Menurut Tito, agenda yang ingin menguasi DPR jelas melanggar hukum karena sudah diatur dalam Pasal 104 dan 106 KUHP, di mana menjatuhkan atau menggulingkan pemerintah termasuk pasal makar.

"Kita akan lakukan upaya pencegahan dengan memperkuat Gedung DPR/MPR sekaligus juga membuat rencana kontijensi bila terjadi kita akan melakukan tindakan-tindakan yang tegas terukur sesuai dengan peraturan undang-undang," ucap Tito.

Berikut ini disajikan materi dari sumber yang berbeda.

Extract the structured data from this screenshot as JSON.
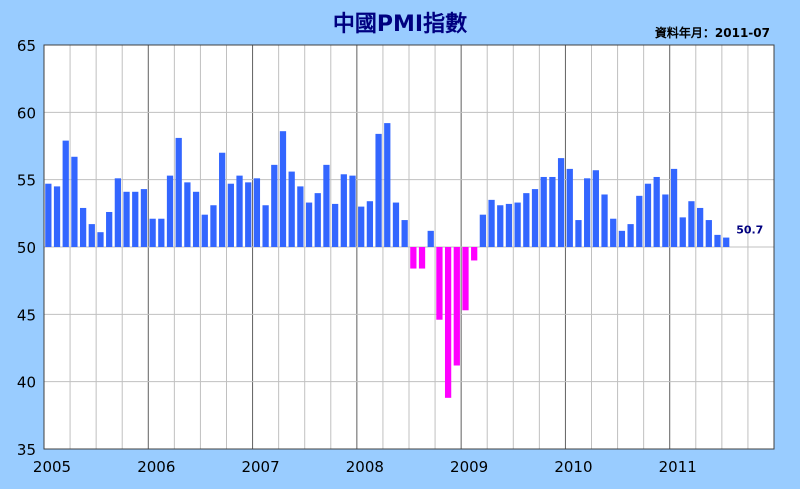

"Kita sampaikan di sini bahwa kegiatan tersebut sesuai aturan Undang-undang (UU) Nomor 9 Tahun 1998, penyampaian pendapat di muka umum itu merupakan hak konstitusi dari warga namun tidak bersifat absolut," kata Tito.

Tito menjelaskan, dalam aksi unjuk rasa ada empat batasan di UU yang tidak boleh dilanggar para demonstran yaitu tidak boleh mengganggu hak asasi orang lain termasuk pengguna jalan protokol. Kedua, tidak boleh mengganggu ketertiban umum.

"Sangat jelas mau itu jalan protokol kalau itu diblok, otomatis akan mengganggu jalan yang mengganggu warga yang menggunakan jalan itu, ibu-ibu yang mau melahirkan berangkat ke RSCM bisa terganggu, yang sakit bisa terganggu, yang mau bekerja bisa terganggu, sopir taksi, angkutan umum bisa terganggu," jelasnya.

Penutupan jalan bisa berdampak pada kemacetan Jalan Jakarta karena itu jalan protokol hari Jumat lagi, itu mengganggu ketertiban publik dalam penilaian Polri. Maka dari itu, Polri akan melarang penutupan Jalan.

"Kalau dilaksanakan akan kita bubarkan, kalau melawan dibubarkan maka dilakukan tindakan ada ancaman hukuman dari Pasal 2 212 KUHP sampai 200 18 KUHP, Pasal 13 KUHP melawan sampai ada korban luka dari petugas 2, 14 KUHP ancaman yang berat itu diatas lima tahun kalau sampai ada korban luka dari petugas," tutur Tito.

Berikut pernyataan lengkap Tito Karnavian:

Assalamualaikum warahmatullahi wabarakatuh, selamat siang, rekan-rekan semua. Jadi baru saja kami dengan Bapak Panglima TNI memberikan arahan melalui video conference kepada pejabat utama di Mabes Polri, sebagian juga pejabat utama dari Mabes TNI dan diikuti oleh para Kapolda, para Pangdam dan seluruh Pangkotama seluruh Indonesia. Intinya adalah antisipasi tanggal 25 November dan tanggal 2 Desember.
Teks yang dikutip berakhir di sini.